By the end of March 2007 the Department had collected £2.0 billion of this debt and written off £0.7 billion. £3.9 billion of overpayments remain to be collected by the Department. It has provided for £1.6 billion in respect of doubtful debts.
When Gordon Brown was asked during Prime Minister's Questions earlier this week about the overpayment of tax credits, he launched into self-congratulatory mode on how the tax credits system has alleviated hardship for many. I don't doubt that. I only wonder whether the high price (in terms of overpayments, etc) is worth paying for whatever benefits the system brings.
Since their introduction in 2003, working tax credits and child tax credits have been overpaid by up to £6bn.
That is the discovery by the Public Accounts select committee of MPs.
And what is Gordon Brown saying about this?
Nothing. He is too busy on the campaign trail. The man has no shame. A financial officer of a company who presided over an error of this magnitude would be held to account, and rightly so. Not so in politics. The man whose complicated regulations have led to mistakes on such a grand scale - £6bn is no laughing matter - is instead being allowed a free run at the leadership of his party, and consequently, of the country.
We have seen Labour politicians lining up to praise him, declaring him to be the only candidate for the job of Prime Minister. If he is the best that their party can produce, then this country is in big trouble.

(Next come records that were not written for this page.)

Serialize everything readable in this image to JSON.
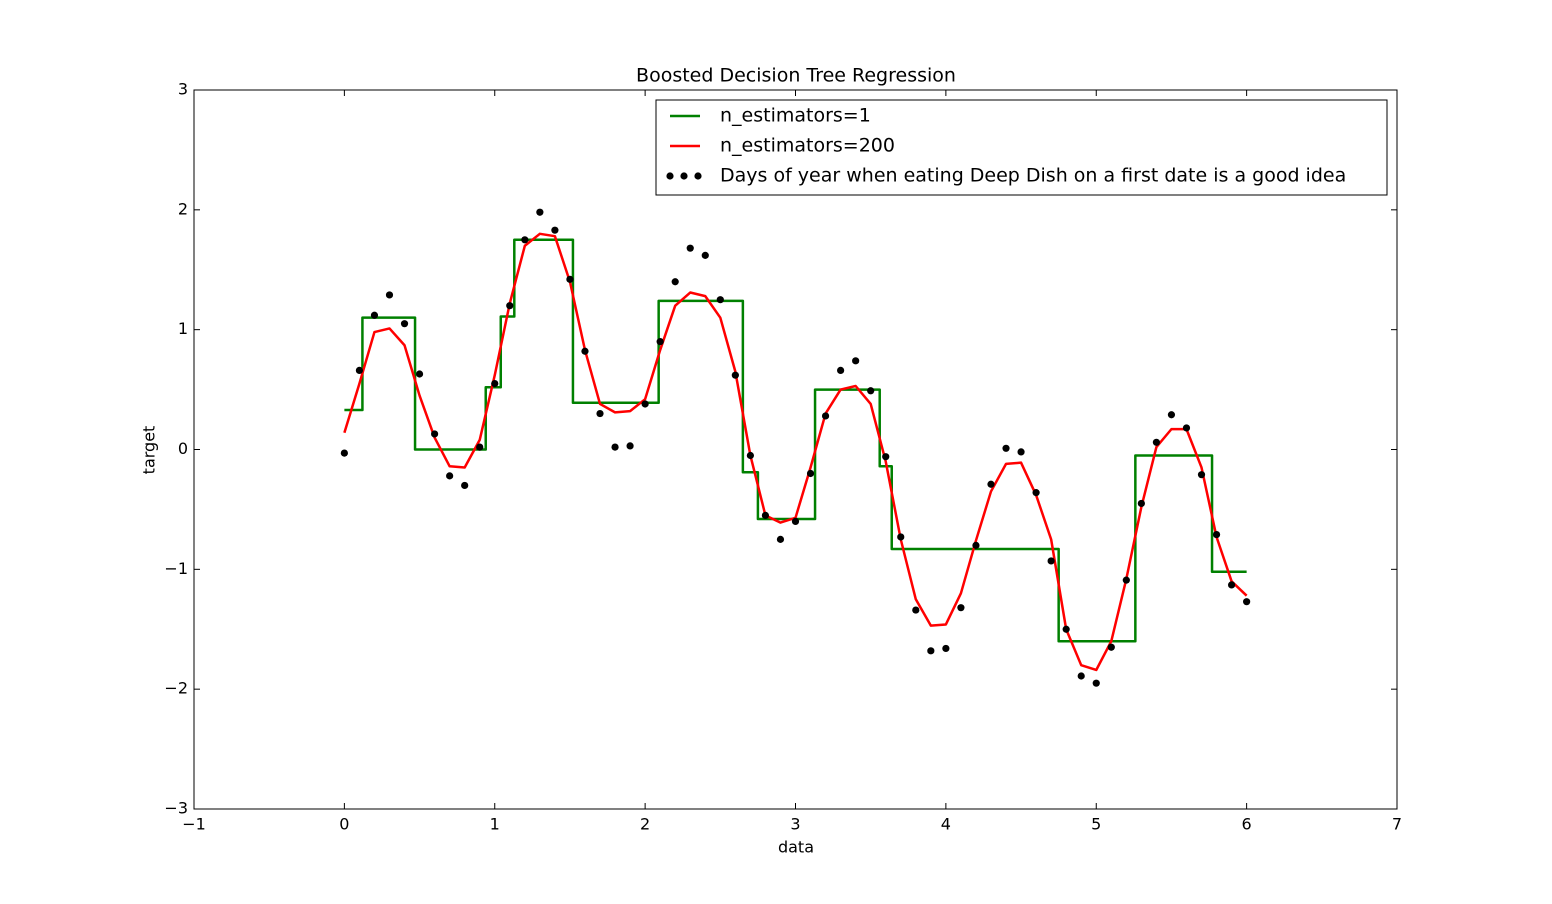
{
  "chart_data": {
    "type": "line",
    "title": "Boosted Decision Tree Regression",
    "xlabel": "data",
    "ylabel": "target",
    "xlim": [
      -1,
      7
    ],
    "ylim": [
      -3,
      3
    ],
    "xticks": [
      {
        "value": -1,
        "label": "−1"
      },
      0,
      1,
      2,
      3,
      4,
      5,
      6,
      7
    ],
    "yticks": [
      {
        "value": -3,
        "label": "−3"
      },
      {
        "value": -2,
        "label": "−2"
      },
      {
        "value": -1,
        "label": "−1"
      },
      0,
      1,
      2,
      3
    ],
    "grid": false,
    "legend": "upper right",
    "series": [
      {
        "name": "n_estimators=1",
        "color": "#008000",
        "style": "line",
        "x": [
          0,
          0.12,
          0.12,
          0.47,
          0.47,
          0.94,
          0.94,
          1.04,
          1.04,
          1.13,
          1.13,
          1.52,
          1.52,
          2.09,
          2.09,
          2.65,
          2.65,
          2.75,
          2.75,
          3.13,
          3.13,
          3.56,
          3.56,
          3.64,
          3.64,
          4.75,
          4.75,
          5.26,
          5.26,
          5.77,
          5.77,
          6.0
        ],
        "values": [
          0.33,
          0.33,
          1.1,
          1.1,
          0,
          0,
          0.52,
          0.52,
          1.11,
          1.11,
          1.75,
          1.75,
          0.39,
          0.39,
          1.24,
          1.24,
          -0.19,
          -0.19,
          -0.58,
          -0.58,
          0.5,
          0.5,
          -0.14,
          -0.14,
          -0.83,
          -0.83,
          -1.6,
          -1.6,
          -0.05,
          -0.05,
          -1.02,
          -1.02
        ]
      },
      {
        "name": "n_estimators=200",
        "color": "#ff0000",
        "style": "line",
        "x": [
          0,
          0.1,
          0.2,
          0.3,
          0.4,
          0.5,
          0.6,
          0.7,
          0.8,
          0.9,
          1.0,
          1.1,
          1.2,
          1.3,
          1.4,
          1.5,
          1.6,
          1.7,
          1.8,
          1.9,
          2.0,
          2.1,
          2.2,
          2.3,
          2.4,
          2.5,
          2.6,
          2.7,
          2.8,
          2.9,
          3.0,
          3.1,
          3.2,
          3.3,
          3.4,
          3.5,
          3.6,
          3.7,
          3.8,
          3.9,
          4.0,
          4.1,
          4.2,
          4.3,
          4.4,
          4.5,
          4.6,
          4.7,
          4.8,
          4.9,
          5.0,
          5.1,
          5.2,
          5.3,
          5.4,
          5.5,
          5.6,
          5.7,
          5.8,
          5.9,
          6.0
        ],
        "values": [
          0.14,
          0.55,
          0.98,
          1.01,
          0.87,
          0.45,
          0.1,
          -0.14,
          -0.15,
          0.08,
          0.62,
          1.22,
          1.7,
          1.8,
          1.78,
          1.4,
          0.83,
          0.38,
          0.31,
          0.32,
          0.42,
          0.83,
          1.2,
          1.31,
          1.28,
          1.1,
          0.65,
          -0.05,
          -0.55,
          -0.61,
          -0.57,
          -0.15,
          0.3,
          0.5,
          0.53,
          0.38,
          -0.1,
          -0.75,
          -1.25,
          -1.47,
          -1.46,
          -1.2,
          -0.76,
          -0.35,
          -0.12,
          -0.11,
          -0.38,
          -0.75,
          -1.5,
          -1.8,
          -1.84,
          -1.6,
          -1.08,
          -0.48,
          0.02,
          0.17,
          0.17,
          -0.15,
          -0.73,
          -1.1,
          -1.22
        ]
      },
      {
        "name": "Days of year when eating Deep Dish on a first date is a good idea",
        "color": "#000000",
        "style": "points",
        "x": [
          0,
          0.1,
          0.2,
          0.3,
          0.4,
          0.5,
          0.6,
          0.7,
          0.8,
          0.9,
          1.0,
          1.1,
          1.2,
          1.3,
          1.4,
          1.5,
          1.6,
          1.7,
          1.8,
          1.9,
          2.0,
          2.1,
          2.2,
          2.3,
          2.4,
          2.5,
          2.6,
          2.7,
          2.8,
          2.9,
          3.0,
          3.1,
          3.2,
          3.3,
          3.4,
          3.5,
          3.6,
          3.7,
          3.8,
          3.9,
          4.0,
          4.1,
          4.2,
          4.3,
          4.4,
          4.5,
          4.6,
          4.7,
          4.8,
          4.9,
          5.0,
          5.1,
          5.2,
          5.3,
          5.4,
          5.5,
          5.6,
          5.7,
          5.8,
          5.9,
          6.0
        ],
        "values": [
          -0.03,
          0.66,
          1.12,
          1.29,
          1.05,
          0.63,
          0.13,
          -0.22,
          -0.3,
          0.02,
          0.55,
          1.2,
          1.75,
          1.98,
          1.83,
          1.42,
          0.82,
          0.3,
          0.02,
          0.03,
          0.38,
          0.9,
          1.4,
          1.68,
          1.62,
          1.25,
          0.62,
          -0.05,
          -0.55,
          -0.75,
          -0.6,
          -0.2,
          0.28,
          0.66,
          0.74,
          0.49,
          -0.06,
          -0.73,
          -1.34,
          -1.68,
          -1.66,
          -1.32,
          -0.8,
          -0.29,
          0.01,
          -0.02,
          -0.36,
          -0.93,
          -1.5,
          -1.89,
          -1.95,
          -1.65,
          -1.09,
          -0.45,
          0.06,
          0.29,
          0.18,
          -0.21,
          -0.71,
          -1.13,
          -1.27
        ]
      }
    ]
  }
}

Back to the tax credits. Of the £6bn overpaid, around £500m has had to be written off, and there is not much hope of recovering another £1.4bn. But no matter, it is, after all, only taxpayers' money. If Gordon Brown wants some more money to plug the hole in his spending spree caused by this overpayment, he can simply put up taxes. That has always been his way, after all. Why on earth would anyone expect him to change now?